По обыкновению, от нашего паспортиста попахивало спиртом. Сегодня мне захотелось сказать ему приятное:

— Заметил я, Иван Семенович, что это уж так устроено, что во всех фотографиях всегда пахнет спиртом, а у вас почему-то нет…

— А зачем, отчего пахнуть-то? — Иван Семенович вгляделся в меня: — Постой, постой! А ты, оказывается, плут первейшей руки, разыграть меня задумал. Эх, поимели бы вы дело с писарями из градоначальства, потаскали бы вы их по кабакам, у вас не только бы нос — калоши бы сизыми сделались и стало бы пахнуть водкой даже от вашей шапки. За вас я муки водочные принимаю, а вы старика на смех поднимаете!..

Я попросил, не найдется ли у Ивана Семеновича какое старенькое, потрепанное пальтишко на часок — на два, только сходить мне в рабочие спальни за Серпуховскую заставу.

— Отчего не найтись, если на короткую поноску, найдется, для того мы, техники, живем…

Примерили. Пальтецо годилось.

С паспортом повезло: Иван Семенович каждый час ожидал получить копию от какого-то Петра Ивановича Кузовлева из Иркутска, собиравшегося отбыть в одну из западных губерний. Была у Ивана Семеновича на примете дня через два «верная, тихая комната на Зацепе, возле Коммерческого института».

— Иван Семенович, да это же будет отменно! При нынешних-то обстоятельствах…

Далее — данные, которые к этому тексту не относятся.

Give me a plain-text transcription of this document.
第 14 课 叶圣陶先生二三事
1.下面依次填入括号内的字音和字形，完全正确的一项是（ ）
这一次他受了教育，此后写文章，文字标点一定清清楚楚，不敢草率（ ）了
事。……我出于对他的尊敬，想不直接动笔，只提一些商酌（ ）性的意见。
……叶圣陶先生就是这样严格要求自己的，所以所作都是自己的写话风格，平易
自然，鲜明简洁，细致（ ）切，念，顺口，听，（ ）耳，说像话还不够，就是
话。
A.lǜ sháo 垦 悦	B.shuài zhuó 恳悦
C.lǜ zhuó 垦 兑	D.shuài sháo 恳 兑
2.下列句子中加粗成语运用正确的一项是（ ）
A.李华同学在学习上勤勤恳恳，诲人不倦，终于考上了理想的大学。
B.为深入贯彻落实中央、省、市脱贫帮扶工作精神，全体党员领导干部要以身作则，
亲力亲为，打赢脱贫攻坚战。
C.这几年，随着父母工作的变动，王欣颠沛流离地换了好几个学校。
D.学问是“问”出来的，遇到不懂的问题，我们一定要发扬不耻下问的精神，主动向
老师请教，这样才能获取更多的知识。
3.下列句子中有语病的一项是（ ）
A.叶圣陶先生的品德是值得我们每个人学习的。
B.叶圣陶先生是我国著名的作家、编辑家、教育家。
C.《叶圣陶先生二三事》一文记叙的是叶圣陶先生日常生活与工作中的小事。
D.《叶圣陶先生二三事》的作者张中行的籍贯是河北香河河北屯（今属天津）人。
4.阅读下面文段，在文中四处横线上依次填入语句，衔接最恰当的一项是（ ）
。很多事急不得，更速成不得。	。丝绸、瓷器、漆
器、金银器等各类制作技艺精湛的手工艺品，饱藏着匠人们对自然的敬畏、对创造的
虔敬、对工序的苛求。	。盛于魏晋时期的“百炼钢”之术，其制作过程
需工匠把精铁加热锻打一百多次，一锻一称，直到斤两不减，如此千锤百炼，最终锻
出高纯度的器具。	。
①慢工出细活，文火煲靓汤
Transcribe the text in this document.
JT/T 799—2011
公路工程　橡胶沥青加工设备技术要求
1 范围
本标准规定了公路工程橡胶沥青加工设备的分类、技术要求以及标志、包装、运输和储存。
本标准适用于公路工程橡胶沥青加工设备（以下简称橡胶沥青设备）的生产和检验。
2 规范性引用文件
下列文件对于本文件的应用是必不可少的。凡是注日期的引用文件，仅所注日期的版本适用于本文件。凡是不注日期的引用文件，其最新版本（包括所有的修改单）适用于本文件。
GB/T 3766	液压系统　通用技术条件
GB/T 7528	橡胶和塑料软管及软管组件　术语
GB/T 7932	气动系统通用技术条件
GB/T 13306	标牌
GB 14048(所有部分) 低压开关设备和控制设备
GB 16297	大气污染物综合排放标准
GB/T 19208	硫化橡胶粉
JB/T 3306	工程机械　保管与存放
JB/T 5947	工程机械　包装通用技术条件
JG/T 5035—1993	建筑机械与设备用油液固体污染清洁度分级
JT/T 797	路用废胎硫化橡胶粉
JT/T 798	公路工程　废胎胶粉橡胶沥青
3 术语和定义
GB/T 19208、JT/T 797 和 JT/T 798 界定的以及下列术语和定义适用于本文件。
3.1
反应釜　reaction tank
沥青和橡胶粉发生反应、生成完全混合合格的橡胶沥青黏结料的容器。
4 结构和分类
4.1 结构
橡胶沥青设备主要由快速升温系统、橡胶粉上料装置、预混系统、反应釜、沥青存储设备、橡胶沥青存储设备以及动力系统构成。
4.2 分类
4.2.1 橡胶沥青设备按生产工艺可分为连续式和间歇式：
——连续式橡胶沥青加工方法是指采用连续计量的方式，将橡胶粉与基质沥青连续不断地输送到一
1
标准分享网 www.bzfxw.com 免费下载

— А что ж обстоятельства?.. Обстоятельства ни при чем, если сам человек понимает значение своей работы. Понимать надо — вот тебе и все «обстоятельства». А если человек, прости господи, ликвидатор, к примеру, и фотография ни к чему окажется, и связи с писарями не помогут…

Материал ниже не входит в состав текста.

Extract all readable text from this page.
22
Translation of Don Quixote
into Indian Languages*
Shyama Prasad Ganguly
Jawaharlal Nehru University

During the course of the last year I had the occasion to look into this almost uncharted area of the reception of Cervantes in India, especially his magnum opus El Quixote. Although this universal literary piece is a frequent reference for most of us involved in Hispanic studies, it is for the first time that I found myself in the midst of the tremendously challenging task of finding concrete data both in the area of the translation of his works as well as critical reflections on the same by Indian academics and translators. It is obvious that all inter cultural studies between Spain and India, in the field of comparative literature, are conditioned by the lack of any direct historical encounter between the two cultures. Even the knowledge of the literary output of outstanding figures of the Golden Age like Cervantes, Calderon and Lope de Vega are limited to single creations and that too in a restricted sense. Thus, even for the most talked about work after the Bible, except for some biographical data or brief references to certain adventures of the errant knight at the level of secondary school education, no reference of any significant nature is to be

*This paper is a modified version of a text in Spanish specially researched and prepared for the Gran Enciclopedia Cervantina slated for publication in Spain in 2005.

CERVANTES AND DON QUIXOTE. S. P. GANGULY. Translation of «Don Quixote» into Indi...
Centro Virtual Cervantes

Мое «имущество», рассованное по карманам, Иван Семенович позволил оставить у него до моего переселения на Зацепу.

На прощание Иван Семенович посоветовал:

— Вообще-то при новом паспорте, когда достану, умнее было бы вам личность чуточку изменить… Например, бородку, что ль, отпустить, а то, может быть, и паричок приладить. Подумайте. Оно бы все-таки понадежнее… от ненужных случайных встреч…

Прибежал торопящийся Степан. Он оглядел мое одеяние, сказал:

— Сгодится, — и начал меня торопить: — Скорей, скорей идем. Делов, делов охапка!

ГЛАВА XVII

По дороге на спальни попадались навстречу прохожие с ветками вербы. Дети прижимали ветки к самому лицу или гладили себя по щекам нежным белым пушком вестницы весны.

И вот мы добрели до места, где надо свернуть в унылый и пустой переулок. По ту и по сю сторону переулка лишь заборы. Оба тесовые, — только один поновее, а другой будто набух на середине, накренился и с удовольствием упал бы, не держи его подпирающие кое-где колья.